Сказал — и бросился в омут.
Из-за какой-то мелочи я поссорился с матерью, убежал из дома, хлопнув дверью, разыскал Таню в ее поселке, и мы провели вместе три дня. Ее мать уехала куда-то на похороны, Таня взяла отпуск, и мы затворничали, занесенные снегом по самую крышу. Да, это были такие дни, что я тоже впал в блаженную истому и мне хотелось закрыть глаза и засмеяться счастливым смехом…
Когда же я вернулся, земля подо мной разверзлась. Весть о моем безумии облетела всех московских родственников, весь наш многочисленный клан. На меня, как желуди в дубовой роще, посыпались советы и предостережения от всяких тетушек и дядюшек: Клары Самсоновны, Сусанны Рудольфовны, Бенедикта Лазаревича, Гелия Вольфрамовича, Молибдена Евсеевича. Меня урезонивали. Меня старались образумить.
Меня спасали.
По мнению нашего клана, мне грозила самая страшная опасность — жениться и креститься. «Если что и произошло, ты ничуть не обязан…» — внушала мать и подставляла к моему уху телефонную трубку, в которой тоже слышалось, что я не обязан. «Все молодые люди когда-нибудь…» — ворковала Клара Самсоновна. «Это естественный ход вещей…» — с придушенной хрипотцой вторил ей Бенедикт Лазаревич.
В завершение телефонной атаки на меня мать набрала аварийный номер, иначе говоря, позвонила отцу, с которым советовалась лишь в самых экстренных случаях и просила денег, если больше не у кого было взять. «Твой ребенок висит над пропастью, ты должен вмешаться хотя бы потому, что сам подал ему пример… Сам! Сам! Сам!» — слышал я возгласы, стоны и ахи из-за стены.
Я был срочно вызван к отцу. Сначала он встретил меня в скверике у трамвайной остановки, мы расчистили от снега скамейку, сели, вздохнули, и я как на духу все ему выложил…
Дома его вторая жена Маруся — свой человек, умница, все понимает — накрыла на стол, накормила нас ужином, а потом я стал возиться с их пятилетним Егоркой, рыжим, веснушчатым, лопоухим, с дыркой вместо переднего зуба. Егорка вывалил на ковер все свои игрушки, явно ожидая от меня того восторга и вожделения, которое сам испытывал, когда их ему дарили, и теперь из ревности ко мне надеялся испытать снова…
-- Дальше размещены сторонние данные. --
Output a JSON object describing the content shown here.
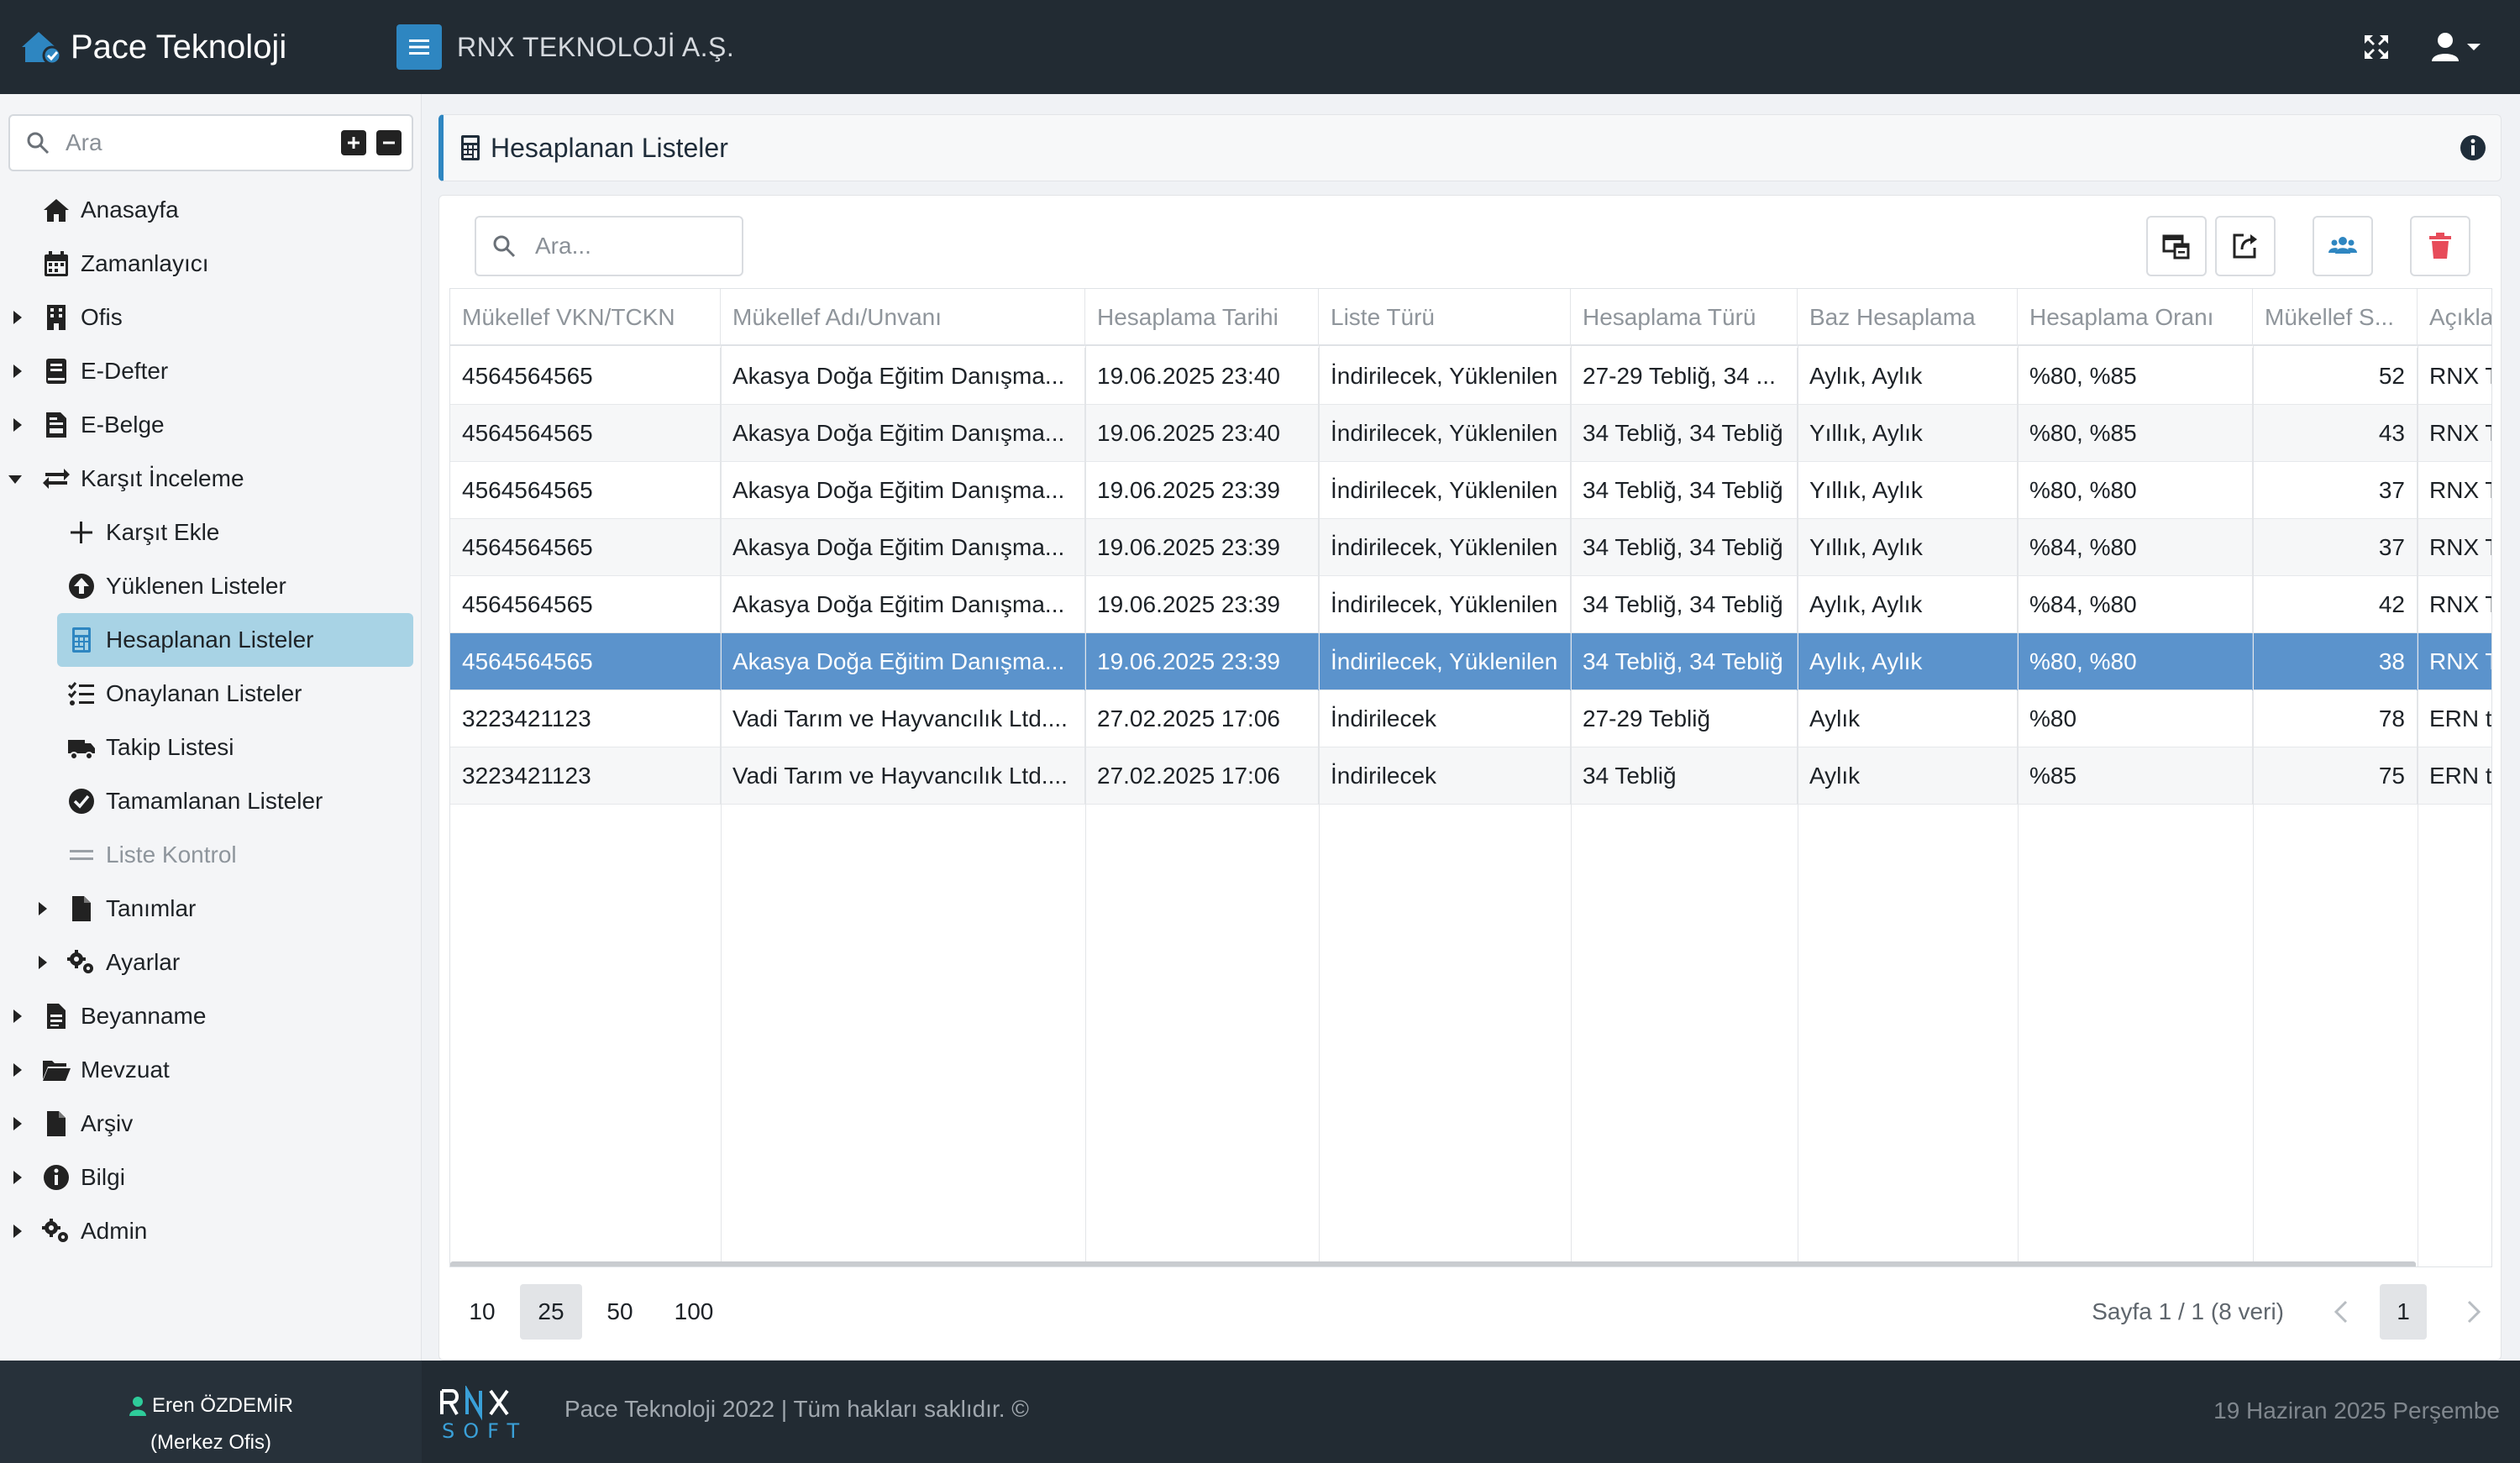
{
  "topbar": {
    "brand": "Pace Teknoloji",
    "company": "RNX TEKNOLOJİ A.Ş."
  },
  "sidebar": {
    "search_placeholder": "Ara",
    "items": [
      {
        "label": "Anasayfa",
        "icon": "home-icon"
      },
      {
        "label": "Zamanlayıcı",
        "icon": "calendar-icon"
      },
      {
        "label": "Ofis",
        "icon": "building-icon"
      },
      {
        "label": "E-Defter",
        "icon": "book-icon"
      },
      {
        "label": "E-Belge",
        "icon": "invoice-icon"
      },
      {
        "label": "Karşıt İnceleme",
        "icon": "exchange-icon"
      },
      {
        "label": "Karşıt Ekle",
        "icon": "plus-icon"
      },
      {
        "label": "Yüklenen Listeler",
        "icon": "upload-circle-icon"
      },
      {
        "label": "Hesaplanan Listeler",
        "icon": "calculator-icon"
      },
      {
        "label": "Onaylanan Listeler",
        "icon": "checklist-icon"
      },
      {
        "label": "Takip Listesi",
        "icon": "truck-icon"
      },
      {
        "label": "Tamamlanan Listeler",
        "icon": "check-circle-icon"
      },
      {
        "label": "Liste Kontrol",
        "icon": "equals-icon"
      },
      {
        "label": "Tanımlar",
        "icon": "file-icon"
      },
      {
        "label": "Ayarlar",
        "icon": "gears-icon"
      },
      {
        "label": "Beyanname",
        "icon": "file-lines-icon"
      },
      {
        "label": "Mevzuat",
        "icon": "folder-open-icon"
      },
      {
        "label": "Arşiv",
        "icon": "file-icon"
      },
      {
        "label": "Bilgi",
        "icon": "info-circle-icon"
      },
      {
        "label": "Admin",
        "icon": "gears-icon"
      }
    ]
  },
  "page": {
    "title": "Hesaplanan Listeler",
    "search_placeholder": "Ara..."
  },
  "table": {
    "columns": [
      "Mükellef VKN/TCKN",
      "Mükellef Adı/Unvanı",
      "Hesaplama Tarihi",
      "Liste Türü",
      "Hesaplama Türü",
      "Baz Hesaplama",
      "Hesaplama Oranı",
      "Mükellef S...",
      "Açıkla"
    ],
    "rows": [
      [
        "4564564565",
        "Akasya Doğa Eğitim Danışma...",
        "19.06.2025 23:40",
        "İndirilecek, Yüklenilen",
        "27-29 Tebliğ, 34 ...",
        "Aylık, Aylık",
        "%80, %85",
        "52",
        "RNX T"
      ],
      [
        "4564564565",
        "Akasya Doğa Eğitim Danışma...",
        "19.06.2025 23:40",
        "İndirilecek, Yüklenilen",
        "34 Tebliğ, 34 Tebliğ",
        "Yıllık, Aylık",
        "%80, %85",
        "43",
        "RNX T"
      ],
      [
        "4564564565",
        "Akasya Doğa Eğitim Danışma...",
        "19.06.2025 23:39",
        "İndirilecek, Yüklenilen",
        "34 Tebliğ, 34 Tebliğ",
        "Yıllık, Aylık",
        "%80, %80",
        "37",
        "RNX T"
      ],
      [
        "4564564565",
        "Akasya Doğa Eğitim Danışma...",
        "19.06.2025 23:39",
        "İndirilecek, Yüklenilen",
        "34 Tebliğ, 34 Tebliğ",
        "Yıllık, Aylık",
        "%84, %80",
        "37",
        "RNX T"
      ],
      [
        "4564564565",
        "Akasya Doğa Eğitim Danışma...",
        "19.06.2025 23:39",
        "İndirilecek, Yüklenilen",
        "34 Tebliğ, 34 Tebliğ",
        "Aylık, Aylık",
        "%84, %80",
        "42",
        "RNX T"
      ],
      [
        "4564564565",
        "Akasya Doğa Eğitim Danışma...",
        "19.06.2025 23:39",
        "İndirilecek, Yüklenilen",
        "34 Tebliğ, 34 Tebliğ",
        "Aylık, Aylık",
        "%80, %80",
        "38",
        "RNX T"
      ],
      [
        "3223421123",
        "Vadi Tarım ve Hayvancılık Ltd....",
        "27.02.2025 17:06",
        "İndirilecek",
        "27-29 Tebliğ",
        "Aylık",
        "%80",
        "78",
        "ERN t"
      ],
      [
        "3223421123",
        "Vadi Tarım ve Hayvancılık Ltd....",
        "27.02.2025 17:06",
        "İndirilecek",
        "34 Tebliğ",
        "Aylık",
        "%85",
        "75",
        "ERN t"
      ]
    ],
    "selected_row": 5
  },
  "pager": {
    "sizes": [
      "10",
      "25",
      "50",
      "100"
    ],
    "active_size": "25",
    "info": "Sayfa 1 / 1 (8 veri)",
    "current_page": "1"
  },
  "footer": {
    "user_name": "Eren ÖZDEMİR",
    "user_office": "(Merkez Ofis)",
    "copyright": "Pace Teknoloji 2022 | Tüm hakları saklıdır. ©",
    "date": "19 Haziran 2025 Perşembe"
  },
  "colors": {
    "topbar": "#222b33",
    "accent": "#2e86c1",
    "selected_row": "#5b93cc",
    "active_nav": "#a8d3e5",
    "delete": "#e74c5a",
    "users_icon": "#2e86c1"
  }
}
Немного погодя, Маруся с отцом позвали меня в соседнюю комнату.
— Бедненький ты наш, ну живите с ней здесь! — сказала свой человек Маруся, кладя мне на плечо полуголую, испачканную мукой руку.
— Как?! — опешил я. — Вам же самим тесно! Вы даже новую мебель у знакомых держите, поскольку вам ставить ее некуда!
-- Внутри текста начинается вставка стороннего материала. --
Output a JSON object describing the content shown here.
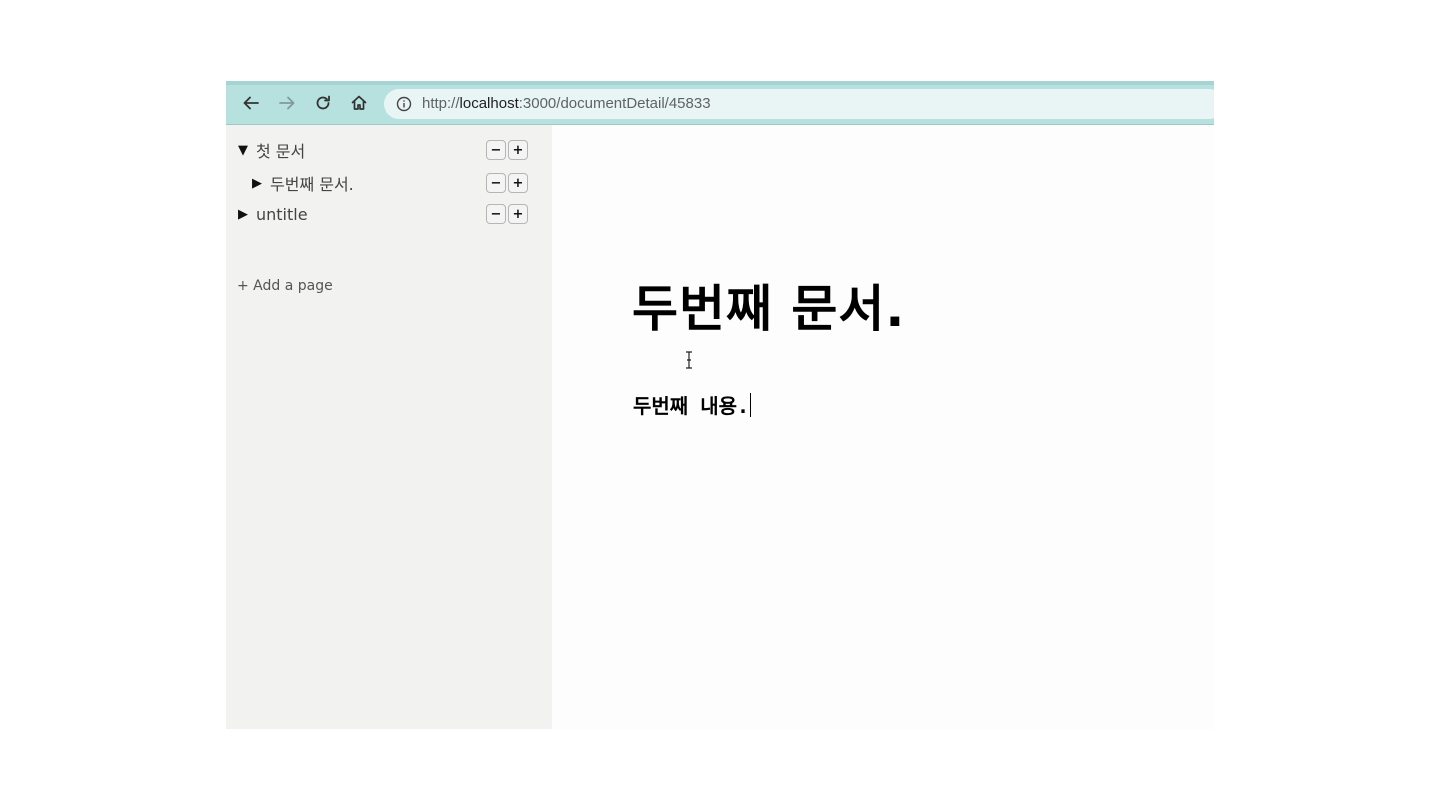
{
  "browser": {
    "url_prefix": "http://",
    "url_host": "localhost",
    "url_rest": ":3000/documentDetail/45833",
    "icons": {
      "back": "arrow-left-icon",
      "forward": "arrow-right-icon",
      "reload": "reload-icon",
      "home": "home-icon",
      "site_info": "info-icon"
    }
  },
  "sidebar": {
    "documents": [
      {
        "toggle": "▼",
        "label": "첫 문서",
        "remove": "−",
        "add": "+"
      },
      {
        "toggle": "▶",
        "label": "두번째 문서.",
        "remove": "−",
        "add": "+"
      },
      {
        "toggle": "▶",
        "label": "untitle",
        "remove": "−",
        "add": "+"
      }
    ],
    "add_page": "+ Add a page"
  },
  "editor": {
    "title": "두번째 문서.",
    "content": "두번째 내용."
  },
  "colors": {
    "toolbar": "#b7e1df",
    "address_bar": "#e8f5f4",
    "sidebar": "#f2f2f1"
  }
}
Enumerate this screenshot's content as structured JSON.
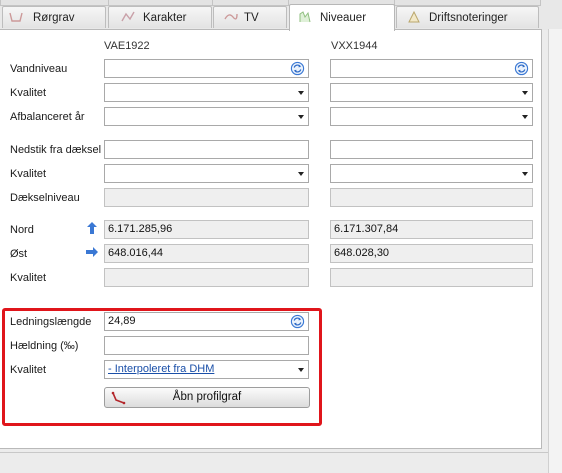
{
  "tabs": [
    {
      "label": "Rørgrav",
      "icon": "pipe-trench-icon"
    },
    {
      "label": "Karakter",
      "icon": "grade-icon"
    },
    {
      "label": "TV",
      "icon": "tv-inspection-icon"
    },
    {
      "label": "Niveauer",
      "icon": "levels-icon",
      "active": true
    },
    {
      "label": "Driftsnoteringer",
      "icon": "notes-icon"
    }
  ],
  "columns": {
    "left": "VAE1922",
    "right": "VXX1944"
  },
  "labels": {
    "vandniveau": "Vandniveau",
    "kvalitet1": "Kvalitet",
    "afbalanceret": "Afbalanceret år",
    "nedstik": "Nedstik fra dæksel",
    "kvalitet2": "Kvalitet",
    "daekselniveau": "Dækselniveau",
    "nord": "Nord",
    "oest": "Øst",
    "kvalitet3": "Kvalitet"
  },
  "values": {
    "left": {
      "nord": "6.171.285,96",
      "oest": "648.016,44"
    },
    "right": {
      "nord": "6.171.307,84",
      "oest": "648.028,30"
    }
  },
  "pipe": {
    "length_label": "Ledningslængde",
    "length_value": "24,89",
    "slope_label": "Hældning (‰)",
    "slope_value": "",
    "quality_label": "Kvalitet",
    "quality_value": "- Interpoleret fra DHM",
    "profile_button": "Åbn profilgraf"
  },
  "colors": {
    "highlight": "#e0151b",
    "link": "#1a4fa8",
    "arrow": "#3a78d4"
  }
}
— Ерунда, брат, поместимся. — Маруся вторую руку положила на плечо отцу, ласковым подзатыльником побуждая его высказать свое мнение.
— Да, Борис, если все это у вас серьезно, имей в виду такую возможность… Вы же не мебель, чтобы держать вас, где попало!
— Но ведь ты, же знаешь, наше семейство… возникают вопросы… — Я выдержал паузу, выражавшую надежду на то, что отец лучше меня понимает, какие именно вопросы возникают в подобных ситуациях. — К тому же я имею в виду и другую возможность… — Я понизил голос в расчете, что отец поймет меня с полуслова, но он все же спросил:
— Какую?
— Уехать, если выпустят… на историческую…
— Ах, вот ты о чем! Ну, что же… святое дело, как говорится. Хотя я лично для себя все вопросы такого рода решил, и моя родина здесь. — Отец посмотрел на Марусю так, будто без этого взгляда его слова теряли часть своей убедительности. — А если у тебя возникают подобные вопросы, то тебе надо навестить бабушку Розу. Она, правда, мне крест на шею не вешала, но когда-то очень помогла. Поезжайте-ка к ней вместе… вместе с Таней.
— Хорошо, — пообещал я.
И мы поехали.
20
— Здравствуйте, мои птенчики! Мои голубочки! Шолом!
Встретив нас этим возгласом, бабушка Роза, приодетая, причесанная, надушенная, грузная и тучная, вся просияла от радости, затряслась и заколыхалась под коконом платья, украшенного бантами и рюшами, и на нем стал волнами вздыматься креп с лиловыми мушками.
— Познакомься, это Таня, — сказал я, и она замерла, как замирают в тех случаях, когда не сразу находят слова, чтобы выразить внезапно нахлынувшую благодарность тем, кто осчастливил их своим визитом.